Do Clinicians Know How to Prompt? The Need for Automatic Prompt Optimization Help in Clinical Note Generation


Zonghai Yao thanks: * Indicates equal contribution 1, Ahmed Jaafar11footnotemark: 1 1, Beining Wang 2, Zhichao Yang 1, Hong Yu1 University of Massachusetts Amherst1, Fudan University2 {zonghaiyao, ajaafar}@umass.edu


1 Introduction

To appear in BioNLP 2024

Large Language Models (LLMs), including iterations of the Generative Pre-trained Transformer (GPT) series, have dramatically expanded the scope of natural language processing (NLP). Their applications now range from simple Q&A to the intricate demands of clinical documentation, necessitating the craft of prompt engineering Brown et al. (2020); Sanh et al. (2021); Chowdhery et al. (2022); Longpre et al. (2023); OpenAI (2023); Wang et al. (2023a); Yang et al. (2023b). The quality of a prompt is paramount, as it is typically created by a human mentor to guide an LLM mentee to generate the document. Yet, this prompt creation process is encumbered by the complexities of human expression—rich in subtleties and cultural nuance—that often surpass the computational confines of LLMs, resulting in a cognitive gap Zamfirescu-Pereira et al. (2023). Variances in prompt quality lead to differences in prompt efficacy, which can fluctuate considerably (1) when switching between LLM mentees (As shown in Figure 1, ‘mentor’ modifies the prompt to allow ‘mentee’ to perform the targeted task better) and (2) across various sections of the documentation or (3) among different human mentors, as illustrated in Figure 1. This inherent variability underscores the need for a consistent tool that standardizes prompt quality to achieve reliable uniformity in LLM performance.

Refer to caption
Figure 1: Influence of different mentors on AI mentee performance enhancement. This figure illustrates the changes in AI mentee performance following prompting by three individual human mentors and an APO system, represented on the x-axis. The y-axis measures the variation in ROUGE scores before and after prompting, with blue bars indicating GPT3.5 and orange bars denoting GPT4 as mentee to generate clinical note content according to different prompt groups. The results indicate the differential impact of human versus APO prompting on AI content generation quality.

In the clinical domain, where the stakes are particularly high, optimizing prompt engineering is critical to help busy clinicians most efficiently use LLMs for clinical practice. Our study adopts Automatic Prompt Optimization (APO) Prasad et al. (2022) as a novel solution to address these challenges. APO refines the initial prompts provided by clinicians, adapting them to the nuanced requirements of different clinical note sections for AI-assisted clinical documentation. Thus, the resulting clinical notes are significantly enhanced in quality and efficiency.

Through a comprehensive comparative analysis, our research elucidates how APO, when used with human experts, substantially elevates the refinement process of prompts. Our first experimental set pits generic prompts, modified by medical experts, non-medical experts, and APO-enhanced GPT3.5 and GPT4, against each other. The results highlight APO-GPT4’s remarkable ability to elevate content generation, revealing an inherent capacity for self-improvement that aligns with recent academic discourse. Our second experimental set delves into the potential of human-in-the-loop systems. Here, we further refine APO-generated prompts with human experts. Contrary to non-expert interventions, which often detracted from the quality of the content, expert modifications maintained the high standards set by APO. Moreover, our human preference feedback suggests that, while experts may not significantly alter the content quality, they prefer the results of their own modifications, pointing to a personalized touch without sacrificing the quality of the content.

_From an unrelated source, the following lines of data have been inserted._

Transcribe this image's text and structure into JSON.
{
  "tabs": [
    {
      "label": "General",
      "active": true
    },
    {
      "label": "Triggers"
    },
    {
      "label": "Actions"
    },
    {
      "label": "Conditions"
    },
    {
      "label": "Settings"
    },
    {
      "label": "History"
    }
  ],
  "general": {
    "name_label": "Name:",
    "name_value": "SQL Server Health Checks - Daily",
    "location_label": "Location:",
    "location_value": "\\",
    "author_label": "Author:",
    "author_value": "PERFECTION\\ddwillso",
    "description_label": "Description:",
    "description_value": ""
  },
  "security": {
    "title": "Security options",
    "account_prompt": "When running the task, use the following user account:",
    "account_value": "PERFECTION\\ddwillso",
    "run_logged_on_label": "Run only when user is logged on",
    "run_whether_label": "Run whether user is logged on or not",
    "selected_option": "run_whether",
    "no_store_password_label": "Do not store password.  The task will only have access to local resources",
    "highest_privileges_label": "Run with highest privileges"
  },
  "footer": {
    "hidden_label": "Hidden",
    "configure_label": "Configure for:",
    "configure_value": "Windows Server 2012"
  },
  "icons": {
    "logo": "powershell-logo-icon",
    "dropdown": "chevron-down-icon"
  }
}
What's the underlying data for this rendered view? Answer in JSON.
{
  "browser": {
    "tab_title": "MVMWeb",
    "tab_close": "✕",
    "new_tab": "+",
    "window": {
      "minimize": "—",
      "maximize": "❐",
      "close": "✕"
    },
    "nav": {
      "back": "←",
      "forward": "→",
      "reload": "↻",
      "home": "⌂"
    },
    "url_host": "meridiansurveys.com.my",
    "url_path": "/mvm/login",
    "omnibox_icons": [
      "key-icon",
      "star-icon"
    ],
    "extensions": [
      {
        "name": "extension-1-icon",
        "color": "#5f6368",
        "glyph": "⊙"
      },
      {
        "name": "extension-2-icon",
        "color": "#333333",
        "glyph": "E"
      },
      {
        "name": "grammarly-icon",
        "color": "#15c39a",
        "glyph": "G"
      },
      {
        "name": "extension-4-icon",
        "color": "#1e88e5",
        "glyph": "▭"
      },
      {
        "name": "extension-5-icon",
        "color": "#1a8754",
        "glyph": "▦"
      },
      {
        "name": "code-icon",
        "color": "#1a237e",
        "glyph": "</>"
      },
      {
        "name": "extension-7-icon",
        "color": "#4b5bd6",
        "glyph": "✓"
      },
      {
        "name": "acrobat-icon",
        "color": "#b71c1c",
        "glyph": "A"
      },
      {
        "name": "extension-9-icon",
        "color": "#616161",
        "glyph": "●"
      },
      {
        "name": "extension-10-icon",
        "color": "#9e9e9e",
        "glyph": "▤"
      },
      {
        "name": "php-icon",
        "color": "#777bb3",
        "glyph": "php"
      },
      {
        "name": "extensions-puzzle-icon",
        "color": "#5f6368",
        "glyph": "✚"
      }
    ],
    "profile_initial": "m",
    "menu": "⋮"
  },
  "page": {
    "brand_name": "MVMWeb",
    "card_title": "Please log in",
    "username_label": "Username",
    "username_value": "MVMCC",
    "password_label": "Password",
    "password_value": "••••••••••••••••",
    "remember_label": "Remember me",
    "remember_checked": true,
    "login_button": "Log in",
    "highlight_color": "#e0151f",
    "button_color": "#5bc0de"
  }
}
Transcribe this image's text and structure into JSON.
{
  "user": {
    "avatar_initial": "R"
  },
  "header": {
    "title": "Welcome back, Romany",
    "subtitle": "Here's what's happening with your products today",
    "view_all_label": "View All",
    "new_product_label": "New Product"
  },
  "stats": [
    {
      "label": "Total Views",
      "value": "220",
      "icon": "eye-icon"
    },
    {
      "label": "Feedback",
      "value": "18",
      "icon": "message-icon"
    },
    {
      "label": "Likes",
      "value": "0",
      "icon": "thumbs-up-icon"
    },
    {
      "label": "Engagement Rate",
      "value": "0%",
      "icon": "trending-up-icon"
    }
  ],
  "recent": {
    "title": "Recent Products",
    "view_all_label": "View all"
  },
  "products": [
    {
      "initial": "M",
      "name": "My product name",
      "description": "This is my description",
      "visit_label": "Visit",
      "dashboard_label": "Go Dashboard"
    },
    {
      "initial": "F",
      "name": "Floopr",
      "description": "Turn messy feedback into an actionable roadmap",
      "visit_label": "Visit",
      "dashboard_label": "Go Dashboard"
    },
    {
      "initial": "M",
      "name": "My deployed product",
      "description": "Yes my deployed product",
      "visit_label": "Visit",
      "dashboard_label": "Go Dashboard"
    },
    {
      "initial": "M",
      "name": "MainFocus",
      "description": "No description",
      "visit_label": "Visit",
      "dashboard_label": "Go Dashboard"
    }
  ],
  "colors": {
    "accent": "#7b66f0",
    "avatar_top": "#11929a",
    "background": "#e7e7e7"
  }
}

In light of our findings, we advocate a two-pronged approach to prompt optimization: initially employing APO-GPT4 to standardize prompt quality, followed by expert-led customization based on preference. This strategy offers a pragmatic balance, effectively harnessing the power of AI while respecting the nuances of human expertise.

2 Related Work

Soft prompts and parameter adjustments offer promising results for open-source LLMs Li and Liang (2021); Lester et al. (2021); Hu et al. (2021), while discrete prompt searches Shin et al. (2020); Wen et al. (2023) and reinforcement learning Deng et al. (2022); Zhang et al. (2022) push the boundaries further. Closed-source LLMs, conversely, necessitate gradient-free optimization, relying on iterative prompt refinement and natural language feedback for efficacy Prasad et al. (2022); Xu et al. (2022); Guo et al. (2023); Fernando et al. (2023); Zhou et al. (2022); Xu et al. (2023); Pryzant et al. (2023); Yang et al. (2023a); Wang et al. (2023d); Dong et al. (2023); Li et al. (2023); Sun et al. (2023).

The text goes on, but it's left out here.